Amongst the tasks entrusted to the Task Force is “To identify the extent of land that should be allocated for such archaeological sites and take necessary measures to allocate them properly and legally”.
This task raises several issues. Laws prevail in the country pertaining to the allocation of State land. State land and its allocation has been the most contentious issue in the country, since the achievement of Independence.
Several facts stated earlier in this letter clearly indicate the injustice that has been perpetrated on the Tamil speaking people in the Northern and Eastern Provinces.

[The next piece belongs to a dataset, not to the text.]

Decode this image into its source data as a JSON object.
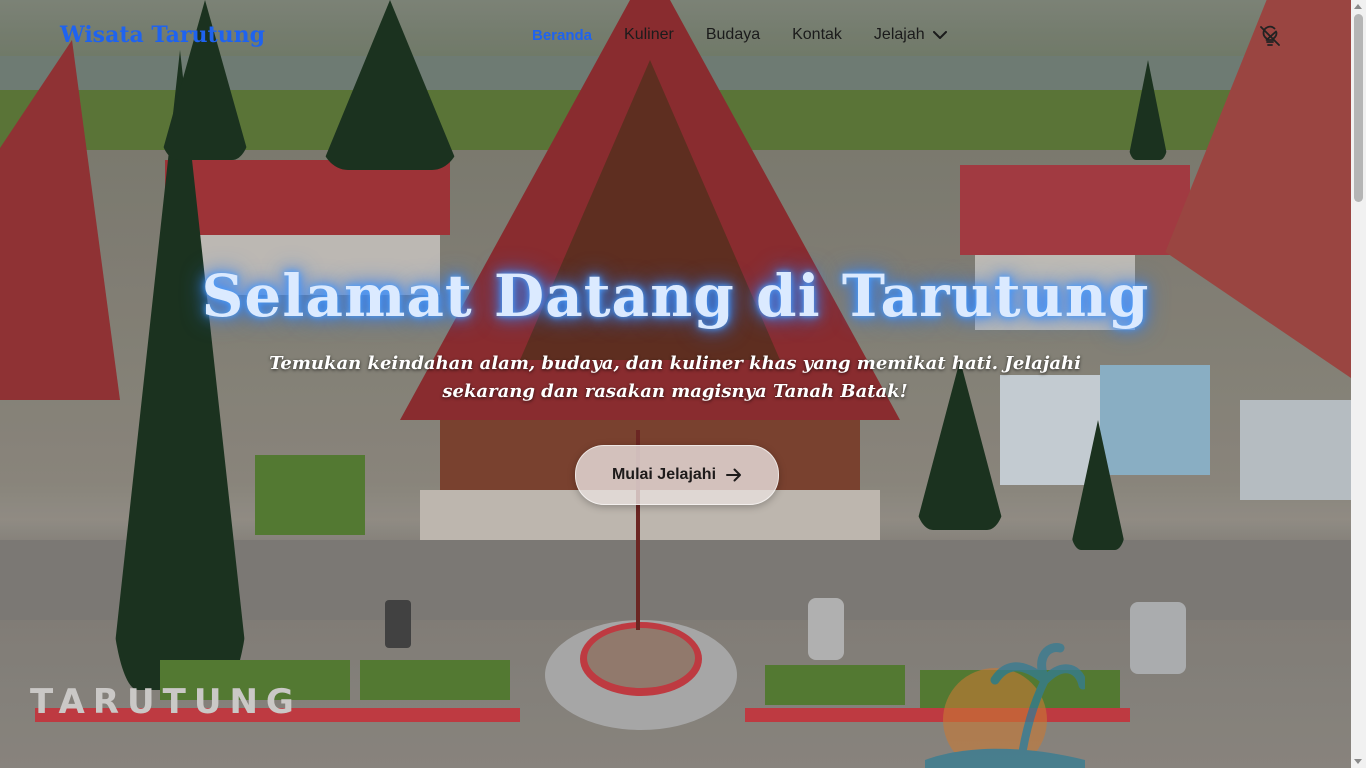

What is sought to be achieved by the above task being entrusted to the Task Force is to consolidate all that has happened thus far, and take further action to settle more Sinhalese at such sites in such identified extents of Land in the guise of protecting, preserving and promoting Buddhism, and thereby convert the Eastern Province and as much as possible of the Northern Province into majority Sinhalese areas also severing the linguistic contiguity between the Northern and Eastern Provinces. This would be a travesty of justice with dangerous and harmful consequences and should be avoided.
No one objects to the protection, preservation and promotion of Buddhism. If anyone is acting in violation of the law, relating to any Buddhist site the severest action should be taken, in regard to such conduct. Existing law enforcement institutions should perform this task. Buddhist temples and monuments exist on lands adequate for that purpose. They have so existed for centuries, for very long. No additional land is required to fulfil that purpose. Additional land is required by individuals who want to convert these areas into Sinhala Buddhist areas, populated by Sinhala Buddhist citizens, violating the occupational and residential current and future needs of Tamil and Tamil speaking people who have lived on these areas from time immemorial, the Tamil Hindu people from long before the advent of Vijaya the precursor of the Sinhala race.
We wish to clearly state that without any new land being taken over whatever needs to be done to protect, preserve and foster Buddhism can be done. That would ensure the maintenance of goodwill and harmony amongst all people.
We would request that the matters referred to in this letter be given your earnest consideration and appropriate action taken accordingly.
With my regards
A copy of the letter was
sent to Prime Minister Mahinda Rajapaksa.